Subhanallah, setelah truknya berjalan angin pun mulai berperan dan menghembus
ke pakaian pramuka kita. “Waaa, ini ni Ras, siliir to Ras.” . “Yaiyalah kalo
truknya udah jalan emang silir Rul”, jawab Laras dengan agak sewot. Di
sepanjang perjalanan kita terus bercanda. Oya kita satu truk dengan pradana
Alibasyah dan pradana Ratnaningsih lho. Kalian tahu tidak siapa
pradana AB dan RN kita? Mau tahu tidak? Oke terpaksaku kasih tahu ni *hehehe. Nama
pradana Alibasyah kita adalah kak Pandu Rijal Pasa, dan kakak pradana
Ratnaningsih adalah kak Vinna Amaluna. J Keren gak tu satu
truk sama mereka? *enggak ah biasa aja. *yaudah. Setelah
beberapa hari perjalanan *halah alay* , setelah beberapa jam
kemudian sampailah kita di lapangan, yang nantinya dilanjutkan dengan
perjalanan bhakti untuk menuju ke buper kita.

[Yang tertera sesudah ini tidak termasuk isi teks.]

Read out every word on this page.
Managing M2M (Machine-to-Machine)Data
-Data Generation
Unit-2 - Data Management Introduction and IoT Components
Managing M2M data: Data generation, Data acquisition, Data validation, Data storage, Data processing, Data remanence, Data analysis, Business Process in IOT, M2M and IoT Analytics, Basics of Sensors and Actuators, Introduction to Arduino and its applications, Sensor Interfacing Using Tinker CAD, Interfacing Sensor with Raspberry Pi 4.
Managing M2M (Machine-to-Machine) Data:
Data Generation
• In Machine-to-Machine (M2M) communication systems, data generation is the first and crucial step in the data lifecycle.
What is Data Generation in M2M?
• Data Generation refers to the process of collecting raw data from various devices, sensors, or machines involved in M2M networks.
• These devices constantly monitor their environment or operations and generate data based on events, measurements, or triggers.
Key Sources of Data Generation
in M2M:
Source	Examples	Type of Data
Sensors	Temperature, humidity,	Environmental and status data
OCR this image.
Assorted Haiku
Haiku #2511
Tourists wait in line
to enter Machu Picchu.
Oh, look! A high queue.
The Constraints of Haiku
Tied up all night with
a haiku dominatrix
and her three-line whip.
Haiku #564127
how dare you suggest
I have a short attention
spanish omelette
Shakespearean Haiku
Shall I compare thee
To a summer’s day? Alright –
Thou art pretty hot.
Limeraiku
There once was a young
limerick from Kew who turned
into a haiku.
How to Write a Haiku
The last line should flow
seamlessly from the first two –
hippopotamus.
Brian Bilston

Hari demi hari, jam demi jam,
detik demi detik, tanggal 23,24, Maret 2013 sudah kita lewati bersama dengan
kegilaan yang ikut meramaikan suasana di perkemahan pada waktu itu. Tanggal 25
pun datang menghampiri kita semua. Aku menyambut tanggal 25 itu dengan perasaan
senang dicampur deg-degan. Kenapa? Ya karena nanti malam
merupakan acara puncak dari kegiatan Mahabhakti ini. Yaitu acara api unggun,
yang didalam rangkaian acara itu ada penyalaan 10 api dasadharma. Dan aku
adalah salah satu manusia yang beruntung menjadi pembaca salah satu dari 10
dasadharma itu. Pada hari itu kegiatannya tidak terlalu padat seperti hari-hari
biasannya. Pada siang harinya kami DA (dewan ambalan) perempuan kelas 10,
bersantai di dekat jurang, dan duduk di bawah pohon yang sedikit rindang,
tetapi mampu membuat suasana menjadi sejuk J. Sejauh mata memandang,
terlihat gundukan-gundukan gunung yang dilebati oleh pohon-pohon yang masih
bewarna hijau itu. Itulah salah satu bumbu yang membuat kita betah untuk
berlama-lama duduk dan bersantai di sana. DA perempuan kelas 10 ada enam orang
saja, yaitu saya sendiri, kak Grandis, Lisfy, Agnes, Diah, dan kak Putri. Di
tengah-tengah kita bercurhat ria di sana (kita curhat tanpa kak Agnes),
datanglah kakak purna yang maha Purwa *apa itu?* (paling
berumur) menghampiri kita yang tujuan awalnya kakak ini ingin datang ke perkumpulan
para dewan anggota kerja. Tetapi kakak ini malah ikut ngobrol
dan curhat bersama kita. Beliau adalah kak Ilham, yang kerap kita sapa dengan
sapaan kak Il. “Loh ngapain kalian di sini? Gak masak po?” tanya kak Il
ke kita. Aku pun menjawab pertanyaan satu itu “ enggak kak, nanti kita
masaknya, kita sekarang santai dulu..”. “Loh kak Il, kok jadi
ikut-ikutan nongkrong di sini kak? Gak rapat po kak sama sangker?” tanyaku
dengan rasa yang penuh keingin tahuanku ini *kepo :p*. “Emangnya gak
boleh?” balas kak Il dengan nada yang khas yang kaya anak kecil itu. “hahahahaha,
ho.o emang gak boleh Rul?” semua temanku jadi ikut ngejek aku.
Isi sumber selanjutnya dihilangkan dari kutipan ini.